1. Develop Partnerships
City leaders all over the country are working alongside nonprofits and social welfare groups to address the housing crisis issue and the huge population of families affected. Universities and nonprofits are developing digital advocacy tools, websites that write letters from the tenant to the landlord for a variety of situations, and resources for legal assistance, financial aid, relocation, and more. Eviction directly correlates to homelessness and emergency services. Find the organizations that are already working within this segment of your community, and ask to participate.
Photo above: In Tucson, pet owners facing homelessness can get pet supplies at outreach events.
2. Pet Friendly Housing
The ASPCA conducted a survey of individuals who had given away a pet, and found that about two percent said access to pet friendly housing would have helped them keep their pet. If your team can provide a list of pet friendly housing within your community, share it far and wide. Find ways to promote and benefit property owners and managers that value our furry family members.

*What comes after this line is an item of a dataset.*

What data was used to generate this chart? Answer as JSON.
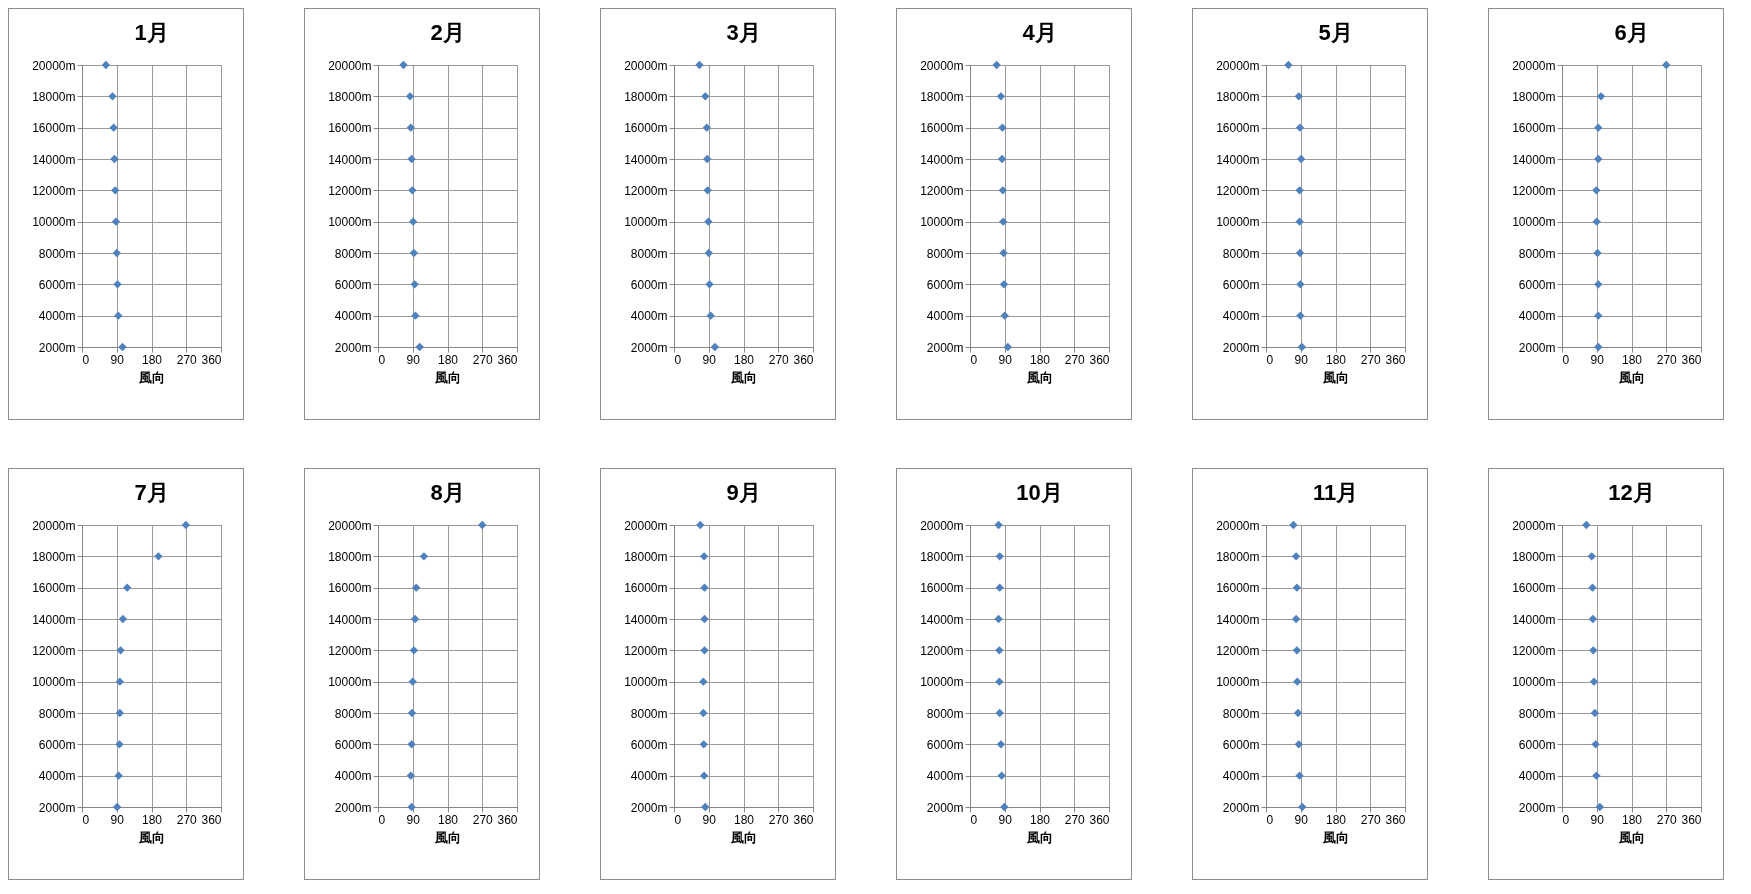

3. Offer Pet Deposit Assistance
When a pet owner has to move into a new place, there is the burden of security and cleaning deposits, along with the expense of relocating. Often times, the initial pet deposit is the additional expense that can be avoided. Whether you find a way to give the funds away or arrange a repayment schedule with housing in your community that requires deposits, providing $200-$500 one time far outweighs the daily sheltering expense.

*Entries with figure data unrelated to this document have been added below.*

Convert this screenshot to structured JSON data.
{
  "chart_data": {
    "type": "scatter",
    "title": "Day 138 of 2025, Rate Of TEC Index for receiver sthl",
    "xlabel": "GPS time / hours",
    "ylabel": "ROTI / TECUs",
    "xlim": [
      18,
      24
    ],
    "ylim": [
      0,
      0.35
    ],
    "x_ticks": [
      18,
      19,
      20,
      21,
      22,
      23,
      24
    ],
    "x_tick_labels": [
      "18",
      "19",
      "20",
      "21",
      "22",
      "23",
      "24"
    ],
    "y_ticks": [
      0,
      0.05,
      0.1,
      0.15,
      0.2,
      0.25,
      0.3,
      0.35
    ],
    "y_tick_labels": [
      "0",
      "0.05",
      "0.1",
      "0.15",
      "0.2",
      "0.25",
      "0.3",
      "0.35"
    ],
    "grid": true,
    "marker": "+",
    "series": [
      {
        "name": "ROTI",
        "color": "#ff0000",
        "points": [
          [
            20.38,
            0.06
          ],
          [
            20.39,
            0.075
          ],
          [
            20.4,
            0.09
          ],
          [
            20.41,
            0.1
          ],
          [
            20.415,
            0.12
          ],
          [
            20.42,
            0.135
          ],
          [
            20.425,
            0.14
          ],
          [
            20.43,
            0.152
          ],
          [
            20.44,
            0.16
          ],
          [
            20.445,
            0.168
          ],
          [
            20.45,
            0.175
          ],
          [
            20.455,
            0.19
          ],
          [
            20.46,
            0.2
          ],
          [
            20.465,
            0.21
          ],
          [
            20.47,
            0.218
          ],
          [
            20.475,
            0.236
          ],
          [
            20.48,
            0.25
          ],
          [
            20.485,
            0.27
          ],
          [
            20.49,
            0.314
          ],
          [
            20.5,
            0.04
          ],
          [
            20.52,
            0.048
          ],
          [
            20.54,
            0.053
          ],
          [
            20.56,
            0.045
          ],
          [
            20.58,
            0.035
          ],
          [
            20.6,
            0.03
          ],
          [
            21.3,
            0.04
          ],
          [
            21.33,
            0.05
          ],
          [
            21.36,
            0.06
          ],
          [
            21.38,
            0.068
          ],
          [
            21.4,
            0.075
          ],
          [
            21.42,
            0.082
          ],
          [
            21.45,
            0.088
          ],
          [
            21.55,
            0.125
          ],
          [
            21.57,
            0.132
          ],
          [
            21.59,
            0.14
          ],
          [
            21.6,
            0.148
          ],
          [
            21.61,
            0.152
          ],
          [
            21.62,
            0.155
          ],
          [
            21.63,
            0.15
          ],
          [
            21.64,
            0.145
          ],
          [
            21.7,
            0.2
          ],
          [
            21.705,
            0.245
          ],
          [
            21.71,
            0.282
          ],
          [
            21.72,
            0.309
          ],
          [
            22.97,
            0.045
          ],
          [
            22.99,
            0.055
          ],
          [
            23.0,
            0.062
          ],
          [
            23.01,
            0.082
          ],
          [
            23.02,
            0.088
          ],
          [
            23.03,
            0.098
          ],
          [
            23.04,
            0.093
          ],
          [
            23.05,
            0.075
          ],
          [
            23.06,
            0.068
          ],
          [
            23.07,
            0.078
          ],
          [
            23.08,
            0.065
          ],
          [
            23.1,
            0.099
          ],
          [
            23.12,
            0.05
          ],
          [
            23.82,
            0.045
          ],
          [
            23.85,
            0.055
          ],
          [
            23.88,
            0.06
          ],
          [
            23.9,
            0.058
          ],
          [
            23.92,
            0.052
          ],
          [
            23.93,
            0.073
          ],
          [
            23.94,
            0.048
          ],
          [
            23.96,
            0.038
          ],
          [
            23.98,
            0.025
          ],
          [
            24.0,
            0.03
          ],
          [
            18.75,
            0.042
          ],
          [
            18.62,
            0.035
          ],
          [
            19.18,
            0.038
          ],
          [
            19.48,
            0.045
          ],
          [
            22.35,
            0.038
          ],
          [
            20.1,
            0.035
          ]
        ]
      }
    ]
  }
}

4. Offer Temporary Boarding
Many times people who are transitioning between housing are in need of two weeks of animal care; they may have a couch at a friend’s but can’t bring their pet, or are staying in transitional housing where pets aren’t allowed. Team up with organizations that provide housing in order to create pet friendly emergency and transitional housing. Work with a local pet boarding company to provide discounted or free care for a short period of time. Knowing that a pet will be reunited with their owner in two weeks sure beats housing that animal in the shelter for a month or longer.
5. Collect The Data
Shelters with government contracts typically use an intake type and subtype like confiscate:eviction to indicate when they are called to a property to impound animals because the owner has been evicted and abandoned one or more pets, or because the tenant is in the final step of being evicted and has no option for their pet. Additionally, all shelters that take owner surrenders should track reasons for surrender, and many of them are related to housing problems: landlord, new lease, moving, lost home, size.
6. Report Your Data
Historically animals are left out of the housing analysis. Ask anyone working in social or animal welfare though, and they will tell you that pets not only play a part in decreasing options for these families, but also have community wide financial ramifications. But this information is NOT collected and shared. Your housing authority or commission needs to understand the direct effect to your municipality of lack of pet friendly housing, and it is your responsibility to get into the discussion.
Photo above: PACC housing related surrenders more than doubled in 2018.
7. Discuss The Economic Impact
Some reports state that it costs a community $30,000 a year to provide emergency shelter to one person, while it costs an average of just $2,000 to keep them in their home. By providing resources, educational tools, and support, the cost to taxpayers is decreased by about $28,000 per recipient. Similarly, the cost to house a pet in a municipal shelter is estimated to be about $800, while studies show the cost to keep a pet in the home is closer to $200.
Evictions and affordable housing shortages are a complex systems issue. Work is being done all over the country to understand the upstream causes and the downstream effects. There is still much work to be done, and the direction of that work depends greatly on improving the data collection process throughout the nation in order to give pets a voice in this matter.
If you represent an organization that collects, or influences the collection of, data related to housing in any manner, I urge you to push to have pet measurements added. This will not only help us help pet owners, but decrease the gaps in social services.